Nach dem Krieg um Israels Unabhängigkeit im Jahr 1948/1949 grenzte der Ort zunächst direkt an Jordanien, das das Westjordanland und Ost-Jerusalem 1950 als reguläre Landesteile annektierte. Nach dem Sechstagekrieg 1967 nahm die Wohnbebauung und die Einwohnerzahl des Ortes zu, vormals von der UN zum Niemandsland erklärte Flächen wurden bebaut und es entstand auch ein Industriegebiet.

Grabfunde

1980 wurde das sogenannte Talpiot-Grab entdeckt, in dem unter anderem die Gebeine eines „Jesus, Sohn des Josef“ begraben worden sein sollen.

1990 wurde in Talpiot eine Grablege aus dem 1. Jahrhundert v. Chr. gefunden, die in der Forschung als mögliches Familiengrab der Kajaphas-Sippe diskutiert wird.[6] Außerdem wurden weitere Grabstätten gefunden, die dazu beigetragen haben, antike Begräbnissitten des Judentums genauer zu analysieren.[7]

Ereignisse

Während einer Hochzeitsfeier mit etwa 600 Gästen brach am 24. Mai 2001 das dritte Stockwerk eines Gebäudes in Talpiot wegen eines Konstruktionsfehlers, Bestechung und Pfusch am Bau zusammen.

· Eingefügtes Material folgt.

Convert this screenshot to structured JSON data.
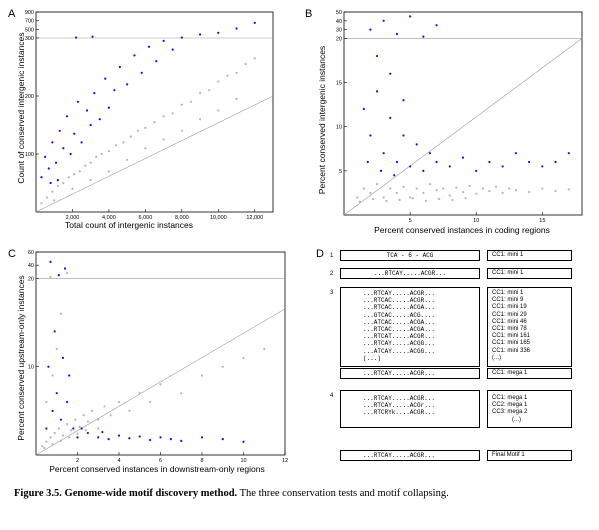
{
  "panels": {
    "A": {
      "letter": "A",
      "xlabel": "Total count of intergenic instances",
      "ylabel": "Count of conserved intergenic instances"
    },
    "B": {
      "letter": "B",
      "xlabel": "Percent conserved instances in coding regions",
      "ylabel": "Percent conserved intergenic instances"
    },
    "C": {
      "letter": "C",
      "xlabel": "Percent conserved instances in downstream-only regions",
      "ylabel": "Percent conserved upstream-only instances"
    },
    "D": {
      "letter": "D"
    }
  },
  "chart_data": [
    {
      "type": "scatter",
      "panel": "A",
      "xlabel": "Total count of intergenic instances",
      "ylabel": "Count of conserved intergenic instances",
      "xlim": [
        0,
        13000
      ],
      "ylim": [
        0,
        900
      ],
      "xticks": [
        "2,000",
        "4,000",
        "6,000",
        "8,000",
        "10,000",
        "12,000"
      ],
      "yticks": [
        "100",
        "200",
        "300",
        "500",
        "700",
        "900"
      ],
      "threshold_y": 300,
      "grid": false,
      "series": [
        {
          "color": "#1010d8",
          "points": [
            [
              300,
              60
            ],
            [
              500,
              95
            ],
            [
              700,
              75
            ],
            [
              900,
              120
            ],
            [
              1100,
              85
            ],
            [
              1300,
              140
            ],
            [
              1500,
              110
            ],
            [
              1700,
              165
            ],
            [
              1900,
              100
            ],
            [
              2100,
              135
            ],
            [
              2300,
              190
            ],
            [
              2500,
              120
            ],
            [
              2800,
              175
            ],
            [
              3000,
              150
            ],
            [
              3200,
              205
            ],
            [
              3500,
              160
            ],
            [
              3800,
              230
            ],
            [
              4000,
              180
            ],
            [
              4300,
              210
            ],
            [
              4600,
              250
            ],
            [
              5000,
              220
            ],
            [
              5400,
              270
            ],
            [
              5800,
              240
            ],
            [
              6200,
              285
            ],
            [
              6600,
              260
            ],
            [
              7000,
              295
            ],
            [
              7500,
              280
            ],
            [
              8000,
              310
            ],
            [
              9000,
              380
            ],
            [
              10000,
              420
            ],
            [
              11000,
              520
            ],
            [
              12000,
              650
            ],
            [
              2200,
              310
            ],
            [
              3100,
              330
            ],
            [
              1200,
              55
            ],
            [
              800,
              50
            ]
          ]
        },
        {
          "color": "#b4b4b4",
          "points": [
            [
              300,
              15
            ],
            [
              600,
              25
            ],
            [
              900,
              35
            ],
            [
              1200,
              45
            ],
            [
              1500,
              50
            ],
            [
              1800,
              60
            ],
            [
              2100,
              65
            ],
            [
              2400,
              70
            ],
            [
              2700,
              80
            ],
            [
              3000,
              85
            ],
            [
              3300,
              95
            ],
            [
              3600,
              100
            ],
            [
              4000,
              105
            ],
            [
              4400,
              115
            ],
            [
              4800,
              120
            ],
            [
              5200,
              130
            ],
            [
              5600,
              140
            ],
            [
              6000,
              145
            ],
            [
              6500,
              155
            ],
            [
              7000,
              165
            ],
            [
              7500,
              170
            ],
            [
              8000,
              185
            ],
            [
              8500,
              190
            ],
            [
              9000,
              205
            ],
            [
              9500,
              210
            ],
            [
              10000,
              225
            ],
            [
              10500,
              235
            ],
            [
              11000,
              240
            ],
            [
              11500,
              255
            ],
            [
              12000,
              265
            ],
            [
              1000,
              20
            ],
            [
              2000,
              40
            ],
            [
              3000,
              55
            ],
            [
              4000,
              70
            ],
            [
              5000,
              90
            ],
            [
              6000,
              110
            ],
            [
              7000,
              125
            ],
            [
              8000,
              140
            ],
            [
              9000,
              160
            ],
            [
              10000,
              175
            ],
            [
              11000,
              195
            ]
          ]
        }
      ],
      "diagonal": true
    },
    {
      "type": "scatter",
      "panel": "B",
      "xlabel": "Percent conserved instances in coding regions",
      "ylabel": "Percent conserved intergenic instances",
      "xlim": [
        0,
        18
      ],
      "ylim": [
        0,
        50
      ],
      "xticks": [
        "5",
        "10",
        "15"
      ],
      "yticks": [
        "5",
        "10",
        "15",
        "20",
        "30",
        "40",
        "50"
      ],
      "threshold_y": 20,
      "grid": false,
      "series": [
        {
          "color": "#1010d8",
          "points": [
            [
              1.5,
              12
            ],
            [
              2,
              9
            ],
            [
              2.5,
              14
            ],
            [
              3,
              7
            ],
            [
              3.5,
              11
            ],
            [
              4,
              6
            ],
            [
              4.5,
              9
            ],
            [
              5,
              5.5
            ],
            [
              5.5,
              8
            ],
            [
              6,
              5
            ],
            [
              6.5,
              7
            ],
            [
              7,
              6
            ],
            [
              8,
              5.5
            ],
            [
              9,
              6.5
            ],
            [
              10,
              5
            ],
            [
              11,
              6
            ],
            [
              12,
              5.5
            ],
            [
              13,
              7
            ],
            [
              14,
              6
            ],
            [
              15,
              5.5
            ],
            [
              16,
              6
            ],
            [
              17,
              7
            ],
            [
              2,
              30
            ],
            [
              3,
              40
            ],
            [
              4,
              25
            ],
            [
              5,
              45
            ],
            [
              6,
              22
            ],
            [
              7,
              35
            ],
            [
              2.5,
              18
            ],
            [
              3.5,
              16
            ],
            [
              4.5,
              13
            ],
            [
              1.8,
              6
            ],
            [
              2.8,
              5
            ],
            [
              3.8,
              4.5
            ]
          ]
        },
        {
          "color": "#b4b4b4",
          "points": [
            [
              1,
              2
            ],
            [
              1.5,
              3
            ],
            [
              2,
              2.5
            ],
            [
              2.5,
              3.5
            ],
            [
              3,
              2
            ],
            [
              3.5,
              3
            ],
            [
              4,
              2.5
            ],
            [
              4.5,
              3.2
            ],
            [
              5,
              2
            ],
            [
              5.5,
              3
            ],
            [
              6,
              2.5
            ],
            [
              6.5,
              3.5
            ],
            [
              7,
              2.8
            ],
            [
              7.5,
              3
            ],
            [
              8,
              2.2
            ],
            [
              8.5,
              3.1
            ],
            [
              9,
              2.6
            ],
            [
              9.5,
              3.3
            ],
            [
              10,
              2.4
            ],
            [
              10.5,
              3
            ],
            [
              11,
              2.7
            ],
            [
              11.5,
              3.2
            ],
            [
              12,
              2.5
            ],
            [
              12.5,
              3
            ],
            [
              13,
              2.8
            ],
            [
              14,
              2.6
            ],
            [
              15,
              3
            ],
            [
              16,
              2.7
            ],
            [
              17,
              2.9
            ],
            [
              1.2,
              1.5
            ],
            [
              2.2,
              1.8
            ],
            [
              3.2,
              1.6
            ],
            [
              4.2,
              1.7
            ],
            [
              5.2,
              1.9
            ],
            [
              6.2,
              1.6
            ],
            [
              7.2,
              1.8
            ],
            [
              8.2,
              1.7
            ],
            [
              9.2,
              1.9
            ]
          ]
        }
      ],
      "diagonal": true
    },
    {
      "type": "scatter",
      "panel": "C",
      "xlabel": "Percent conserved instances in downstream-only regions",
      "ylabel": "Percent conserved upstream-only instances",
      "xlim": [
        0,
        12
      ],
      "ylim": [
        0,
        60
      ],
      "xticks": [
        "2",
        "4",
        "6",
        "8",
        "10",
        "12"
      ],
      "yticks": [
        "10",
        "20",
        "40",
        "60"
      ],
      "threshold_y": 20,
      "grid": false,
      "series": [
        {
          "color": "#1010d8",
          "points": [
            [
              0.5,
              3
            ],
            [
              0.8,
              5
            ],
            [
              1,
              7
            ],
            [
              1.2,
              4
            ],
            [
              1.5,
              6
            ],
            [
              1.8,
              3
            ],
            [
              2,
              2
            ],
            [
              2.5,
              2.5
            ],
            [
              3,
              2
            ],
            [
              3.5,
              1.8
            ],
            [
              4,
              2.2
            ],
            [
              4.5,
              1.9
            ],
            [
              5,
              2.1
            ],
            [
              5.5,
              1.7
            ],
            [
              6,
              2
            ],
            [
              6.5,
              1.8
            ],
            [
              7,
              1.6
            ],
            [
              8,
              2
            ],
            [
              9,
              1.8
            ],
            [
              10,
              1.5
            ],
            [
              0.6,
              10
            ],
            [
              0.9,
              14
            ],
            [
              1.1,
              25
            ],
            [
              1.4,
              35
            ],
            [
              0.7,
              45
            ],
            [
              1.6,
              9
            ],
            [
              1.3,
              11
            ],
            [
              2.2,
              3
            ],
            [
              3.2,
              2.6
            ]
          ]
        },
        {
          "color": "#b4b4b4",
          "points": [
            [
              0.3,
              1
            ],
            [
              0.5,
              1.5
            ],
            [
              0.7,
              2
            ],
            [
              0.9,
              2.5
            ],
            [
              1.1,
              3
            ],
            [
              1.3,
              2.2
            ],
            [
              1.5,
              3.5
            ],
            [
              1.7,
              2.8
            ],
            [
              1.9,
              4
            ],
            [
              2.1,
              3.2
            ],
            [
              2.3,
              4.5
            ],
            [
              2.5,
              3.8
            ],
            [
              2.7,
              5
            ],
            [
              3,
              4
            ],
            [
              3.3,
              5.5
            ],
            [
              3.6,
              4.5
            ],
            [
              4,
              6
            ],
            [
              4.5,
              5
            ],
            [
              5,
              7
            ],
            [
              5.5,
              6
            ],
            [
              6,
              8
            ],
            [
              7,
              7
            ],
            [
              8,
              9
            ],
            [
              9,
              10
            ],
            [
              10,
              11
            ],
            [
              11,
              12
            ],
            [
              0.4,
              0.8
            ],
            [
              0.8,
              1.2
            ],
            [
              1.2,
              1.6
            ],
            [
              1.6,
              2
            ],
            [
              2,
              2.4
            ],
            [
              2.4,
              2.8
            ],
            [
              3,
              3
            ],
            [
              0.5,
              6
            ],
            [
              0.8,
              9
            ],
            [
              1,
              12
            ],
            [
              1.2,
              16
            ],
            [
              0.7,
              22
            ],
            [
              1.5,
              28
            ]
          ]
        }
      ],
      "diagonal": true
    }
  ],
  "panel_d": {
    "groups": [
      {
        "number": "1",
        "rows": [
          {
            "motif": "TCA - 6 - ACG",
            "label": "CC1: mini 1"
          }
        ]
      },
      {
        "number": "2",
        "rows": [
          {
            "motif": "...RTCAY.....ACGR...",
            "label": "CC1: mini 1"
          }
        ]
      },
      {
        "number": "3",
        "motifs": [
          "...RTCAY.....ACGR...",
          "...RTCAC.....ACGR...",
          "...RTCAC.....ACGA...",
          "...GTCAC.....ACG....",
          "...ATCAC.....ACGA...",
          "...RTCAC.....ACGA...",
          "...RTCAT.....ACGR...",
          "...RTCAY.....ACGG...",
          "...ATCAY.....ACGG...",
          "(...)"
        ],
        "labels": [
          "CC1: mini 1",
          "CC1: mini 9",
          "CC1: mini 19",
          "CC1: mini 29",
          "CC1: mini 46",
          "CC1: mini 78",
          "CC1: mini 161",
          "CC1: mini 165",
          "CC1: mini 336",
          "(...)"
        ],
        "result_motif": "...RTCAY.....ACGR...",
        "result_label": "CC1: mega 1"
      },
      {
        "number": "4",
        "motifs": [
          "...RTCAY.....ACGR...",
          "...RTCAY.....ACGr...",
          "...RTCRYk....ACGR..."
        ],
        "labels": [
          "CC1: mega 1",
          "CC2: mega 1",
          "CC3: mega 2"
        ],
        "labels_extra": "(...)",
        "result_motif": "...RTCAY.....ACGR...",
        "result_label": "Final Motif 1"
      }
    ]
  },
  "caption": {
    "figure": "Figure 3.5. Genome-wide motif discovery method.",
    "text": " The three conservation tests and motif collapsing."
  }
}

In diesem Gebäude, einer ehemaligen Fabrikhalle, die zu einer riesigen Festhalle für Hochzeiten mit dem Namen „Versailles“ umgebaut worden war, war das nicht genehmigte „Pal-Kal“-System des Ingenieurs Eli Ron vorschriftswidrig zum Einsatz gekommen. Bei diesem bisher schwersten, nicht von Waffeneinwirkung verursachten Unglück in Israel wurden 23 Personen getötet und mehr als 300 teilweise schwer verletzt.[8][9]

Weblinks

Commons: Talpiot – Sammlung von Bildern, Videos und Audiodateien

Einzelnachweise

  1. Ines Sonder: Gartenstädte für Erez Israel zionistische Stadtplanungsvisionen von Theodor Herzl bis Richard Kauffmann. Georg Olms Verlag, 2003, ISBN 3-487-12811-X. (books.google.com abgerufen 6. Dezember 2008)
  2. Zev Vilnay: Israel. Kunst- und Reiseführer mit Landeskunde. 2. Aufl., Stuttgart, Berlin, Köln und Mainz 1987, ISBN 3-17-007717-1, S. 102.
  3. Menachem Klein: Jerusalem: geteilt, vereint – Araber und Juden in einer Stadt. Jüdischer Verlag im Suhrkamp Verlag, Berlin 2018, ISBN 978-3-633-54289-5, S. 76 (gekürzte deutschsprachige Ausgabe von Lives in Common. Arabs and Jews in Jerusalem, Jaffa, and Hebron, C. Hurst & Co. Publishers, 2014; übersetzt von Eva-Maria Thimme).
  4. War of Independence. In: Encyclopedia of Zionism and Israel. Herzl Press, McGraw Will, New York 1971, ISBN 0-07-079635-1, S. 1196.
  5. Regie Hans Jan Puchstein, Kamera Katinka Zeuner, Filmarche Berlin 2009, 41 min s/w.
  6. James C. VanderKam: From Joshua to Caiaphas: High Priests after the Exile. Fortress Press u. a., Minneapolis 2004, S. 435–436.
  7. Bericht vom Symposium 2008 (Memento des Originals vom 27. Januar 2008 im Internet Archive)  Info: Der Archivlink wurde automatisch eingesetzt und noch nicht geprüft. Bitte prüfe Original- und Archivlink gemäß Anleitung und entferne dann diesen Hinweis.@1@2Vorlage:Webachiv/IABot/www.ptsem.edu
  8. 2001: Israel wedding party tragedy. BBC Online (englisch)
  9. Ernest Goldberger: Die Seele Israels. 2004, S. 158 ff.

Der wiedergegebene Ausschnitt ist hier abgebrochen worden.